Last time the fall schedules were announced, it didn't make sense to anyone that Angel came on right after 7th Heaven. Most people figured that the people who design the schedule hadn't ever seen either show and just assumed "heaven" and "angels" were similar concepts. This time out, 7th Heaven stays on Monday at 8:00, and it's now followed by Everwood, which involves a neurosurgeon whose wife dies, so he and his two kids move from Manhattan to Colorado. Then he opens a general practice and doesn't charge any money. It's a little like Northern Exposure but, you know, without the quirkiness.
Angel has moved to Sundays at 9:00, where it will follow the much more similar Charmed.
The WB Friday will be anchored by Sabrina, the Teenage Witch at 8:30 and Reba, the country singer, at 9:00. The night starts at 8:00 with What I Like About You, starring Amanda Bynes, who is being described as "Nickelodeon's hottest star since Melissa Joan Hart," which clearly ignores the fine work being done by Kenan and Kel. She plays the wacky 16-year-old sister of straight-arrow Jennie Garth. And hilarity, it is implied, ensues.
The night ends at 9:30 with Greetings from Tucson, which clearly ignores the ancient comedy rule that Arizona should never, ever be mentioned.
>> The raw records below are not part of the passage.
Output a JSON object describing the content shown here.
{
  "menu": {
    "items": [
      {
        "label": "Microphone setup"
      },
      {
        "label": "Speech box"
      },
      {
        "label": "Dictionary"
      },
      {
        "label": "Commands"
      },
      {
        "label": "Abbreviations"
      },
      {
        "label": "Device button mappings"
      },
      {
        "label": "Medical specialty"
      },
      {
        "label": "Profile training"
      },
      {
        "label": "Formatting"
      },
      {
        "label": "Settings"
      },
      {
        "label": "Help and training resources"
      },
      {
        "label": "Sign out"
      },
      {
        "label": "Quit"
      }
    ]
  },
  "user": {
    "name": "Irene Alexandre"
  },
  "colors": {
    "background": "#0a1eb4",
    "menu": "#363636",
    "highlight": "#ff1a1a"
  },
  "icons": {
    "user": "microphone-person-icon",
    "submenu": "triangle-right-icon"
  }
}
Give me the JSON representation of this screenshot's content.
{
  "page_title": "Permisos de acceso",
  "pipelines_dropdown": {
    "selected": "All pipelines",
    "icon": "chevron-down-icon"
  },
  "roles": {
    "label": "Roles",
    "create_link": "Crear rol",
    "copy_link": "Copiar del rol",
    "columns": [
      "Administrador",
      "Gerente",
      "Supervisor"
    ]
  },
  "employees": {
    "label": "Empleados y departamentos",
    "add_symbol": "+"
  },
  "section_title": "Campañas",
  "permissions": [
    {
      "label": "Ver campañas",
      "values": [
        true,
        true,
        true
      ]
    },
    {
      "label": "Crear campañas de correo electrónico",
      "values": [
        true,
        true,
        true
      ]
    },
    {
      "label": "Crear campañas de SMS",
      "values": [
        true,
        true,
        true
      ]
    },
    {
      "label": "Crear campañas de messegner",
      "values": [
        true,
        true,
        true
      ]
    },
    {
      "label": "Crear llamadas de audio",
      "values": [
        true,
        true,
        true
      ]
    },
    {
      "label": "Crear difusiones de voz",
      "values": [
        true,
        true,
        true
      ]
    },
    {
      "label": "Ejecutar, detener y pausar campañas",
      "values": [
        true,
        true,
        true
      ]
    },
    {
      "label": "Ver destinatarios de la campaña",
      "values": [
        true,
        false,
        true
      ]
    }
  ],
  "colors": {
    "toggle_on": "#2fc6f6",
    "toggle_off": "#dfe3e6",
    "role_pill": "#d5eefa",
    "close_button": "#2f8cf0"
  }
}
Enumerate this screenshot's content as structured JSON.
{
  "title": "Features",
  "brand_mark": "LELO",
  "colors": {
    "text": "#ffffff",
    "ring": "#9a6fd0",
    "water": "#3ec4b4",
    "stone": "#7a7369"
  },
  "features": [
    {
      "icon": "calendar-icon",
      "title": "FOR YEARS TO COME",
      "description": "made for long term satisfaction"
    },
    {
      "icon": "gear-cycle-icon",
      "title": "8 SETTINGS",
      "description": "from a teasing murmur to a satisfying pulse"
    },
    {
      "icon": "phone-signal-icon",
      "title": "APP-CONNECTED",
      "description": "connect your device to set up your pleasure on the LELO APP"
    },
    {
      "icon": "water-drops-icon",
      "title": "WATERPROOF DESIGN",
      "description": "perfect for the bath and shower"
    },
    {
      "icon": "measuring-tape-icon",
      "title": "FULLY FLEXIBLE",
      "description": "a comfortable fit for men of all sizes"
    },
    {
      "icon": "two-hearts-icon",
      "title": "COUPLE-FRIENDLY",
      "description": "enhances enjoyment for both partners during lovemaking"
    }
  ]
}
I can't bring myself to read the description too carefully, but it includes the phrases "the challenges of growing up sane," "proud yet impossibly pragmatic," "diva of an older sister," "irreverent uncle," "grandmother," "hipper than most teenagers," "eternal adolescent dilemma," and "unconventional family comedy." Also, the word "Mexican," which doesn't appear in too many show descriptions. So that's something, at least.
In the event that one of these shows somehow gets canceled, The O'Keefes will present Judge Reinhold in the role he was born to play: a father who has home-schooled his children without letting them ever watch television, experience pop culture, or even, barbaric though it sounds, read sarcastic web pages. And then the children (who "can speak six languages, but are unable to converse with kids their own age") somehow go to public school. It's fish-out-of-water meets schoolyard hijinks! It's Due South meets Welcome Back, Kotter! It's, well, it's a WB midseason replacement. I hope you weren't expecting genius here.